“This has to pass.”
On Tuesday, in the atrium of Jacksonville’s City Hall, Mayor Lenny Curry held the first of 10 town hall meetings with city employees over the next couple of months, with the aim of selling the pension tax referendum, which he called “one of the most important votes Jacksonville has faced in its consolidated history.”
As has been the case since Curry began messaging toward extending the half-cent infrastructure tax as far out as 2060 to deal with the unfunded pension liability of 2016, the language was urgent and the hard sell was on to “Team COJ.”
Curry began his remarks by noting the “tough years” endured by city employees during the revenue crisis created by the $2.7 billion unfunded pension liability, billing the referendum as a “solution once and for all,” a solution which would close the old plan to new employees.
Much of what Curry said was familiar to those paying attention.
Curry noted the current unfunded liability is almost three times the operating budget, an untenable situation that has created a local version of a “big crisis facing every city” and “governments around the country.”
In Jacksonville, where the current fiscal year’s hit from the unfunded liability is $260 million, services have been “slowly cut over years.”
A new bit of information: Curry said that based on current estimates, the current unfunded liability would be “fully funded around 2045.”
Curry also sought to reassure the future pensioners: “all three plans are closed to new employees only,” with the only hit to current employees being a hike from 8 to 10 percent of their income for their contribution.
New employees, said Curry, will receive “plans that reflect the market” and are “sustainable” as a result of collective bargaining every three years.
“City employees did not create this problem,” said Curry; rather, the culprit was “bad decisions made over years.”
Curry outlined the elements of the campaign to sell the pension tax, including a website, TV ads, mail pieces, and “grassroots” efforts, like the town hall meeting.
“The website will be in language you understand,” Curry told one employee, “and you will probably get tired of getting mail from me and seeing me on TV.”
As well, he expects “wherever you see suffering,” a category that includes issues ranging from infrastructure woes to public safety shortfalls, to be something voters should notice as proof positive that the dedicated revenue source for the unfunded liability must be approved.
And, as he has said many times, he is “absolutely opposed” to a millage hike.
Ultimately, Curry is all in behind the sales tax extension, and expects to bring voters along with him.
“Friends, we’ve got one shot at this … there is no going back to Tallahassee and getting a second bite of the apple.”
As has been the case for many of these pitches, there is a certain castor oil effect to the language.
“I can tell you without question,” Curry said, “a reduction of services” would result if the referendum failed.
“Without a yes vote,” Curry said, “the financial crisis … will only get worse.”
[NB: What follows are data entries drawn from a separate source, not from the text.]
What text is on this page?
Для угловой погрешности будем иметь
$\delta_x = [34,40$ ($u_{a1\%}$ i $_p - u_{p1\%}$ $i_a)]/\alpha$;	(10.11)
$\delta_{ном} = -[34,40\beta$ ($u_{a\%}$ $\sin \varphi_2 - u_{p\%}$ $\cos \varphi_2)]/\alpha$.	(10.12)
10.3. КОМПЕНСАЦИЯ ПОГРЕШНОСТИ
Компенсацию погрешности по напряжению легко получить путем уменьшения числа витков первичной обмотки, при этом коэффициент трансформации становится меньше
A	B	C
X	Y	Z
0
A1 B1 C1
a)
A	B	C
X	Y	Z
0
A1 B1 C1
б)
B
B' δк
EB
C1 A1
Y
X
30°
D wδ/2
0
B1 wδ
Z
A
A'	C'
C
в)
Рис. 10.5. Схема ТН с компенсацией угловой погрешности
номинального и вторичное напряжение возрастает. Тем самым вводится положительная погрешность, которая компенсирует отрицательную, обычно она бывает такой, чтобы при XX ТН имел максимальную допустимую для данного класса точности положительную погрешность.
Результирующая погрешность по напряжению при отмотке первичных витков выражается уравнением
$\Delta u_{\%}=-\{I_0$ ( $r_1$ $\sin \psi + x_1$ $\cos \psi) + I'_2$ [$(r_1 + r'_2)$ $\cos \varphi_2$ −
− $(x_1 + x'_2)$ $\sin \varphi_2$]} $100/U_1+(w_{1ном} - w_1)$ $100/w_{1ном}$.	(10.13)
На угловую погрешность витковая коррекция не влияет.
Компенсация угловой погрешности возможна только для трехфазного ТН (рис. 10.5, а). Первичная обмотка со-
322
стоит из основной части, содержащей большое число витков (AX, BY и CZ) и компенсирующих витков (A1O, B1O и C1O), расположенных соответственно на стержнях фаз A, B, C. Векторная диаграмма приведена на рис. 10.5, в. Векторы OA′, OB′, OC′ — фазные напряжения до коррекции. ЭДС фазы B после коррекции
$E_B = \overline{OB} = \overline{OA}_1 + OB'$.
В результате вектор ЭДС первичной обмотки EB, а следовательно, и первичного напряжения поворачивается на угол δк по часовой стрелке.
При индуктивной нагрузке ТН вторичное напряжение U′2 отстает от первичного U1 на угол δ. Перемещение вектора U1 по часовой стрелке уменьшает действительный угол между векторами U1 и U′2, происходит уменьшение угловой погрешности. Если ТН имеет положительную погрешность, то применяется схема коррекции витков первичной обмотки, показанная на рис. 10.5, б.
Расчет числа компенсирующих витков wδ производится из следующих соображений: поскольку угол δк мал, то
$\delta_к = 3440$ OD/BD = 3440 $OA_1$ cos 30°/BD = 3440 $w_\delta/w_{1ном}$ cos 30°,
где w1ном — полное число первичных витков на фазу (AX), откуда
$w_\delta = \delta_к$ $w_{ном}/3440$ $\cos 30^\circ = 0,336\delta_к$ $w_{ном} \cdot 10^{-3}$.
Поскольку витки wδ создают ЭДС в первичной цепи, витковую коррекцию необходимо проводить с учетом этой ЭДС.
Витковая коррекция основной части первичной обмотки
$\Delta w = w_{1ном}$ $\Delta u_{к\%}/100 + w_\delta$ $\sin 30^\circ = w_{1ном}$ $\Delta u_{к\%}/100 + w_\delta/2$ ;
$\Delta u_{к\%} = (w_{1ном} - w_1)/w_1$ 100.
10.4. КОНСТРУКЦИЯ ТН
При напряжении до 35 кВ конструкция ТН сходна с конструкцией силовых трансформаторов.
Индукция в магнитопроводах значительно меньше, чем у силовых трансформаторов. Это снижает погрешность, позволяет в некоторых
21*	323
“The crisis exists now,” Curry added, but it can be solved.
With a yes vote.
The close involved Curry, the CPA who campaigned as being “not a politician,” calling for what he referred to as a “rah rah moment.”
On the count of three, the dozens and dozens of city employees listening to Curry, not just from the atrium of City Hall, but also on each of the three floors and a mezzanine above, called out, in unison, “Yes for Jacksonville!”
Worth watching: the May fundraising report for the “Yes for Jacksonville” political committee, which will surface this week.
April, the first month of operations, saw an intake of $225,000.
There will be, of course, a direct correlation between the money this committee takes in through May and June, and the message presented to the public in July and August.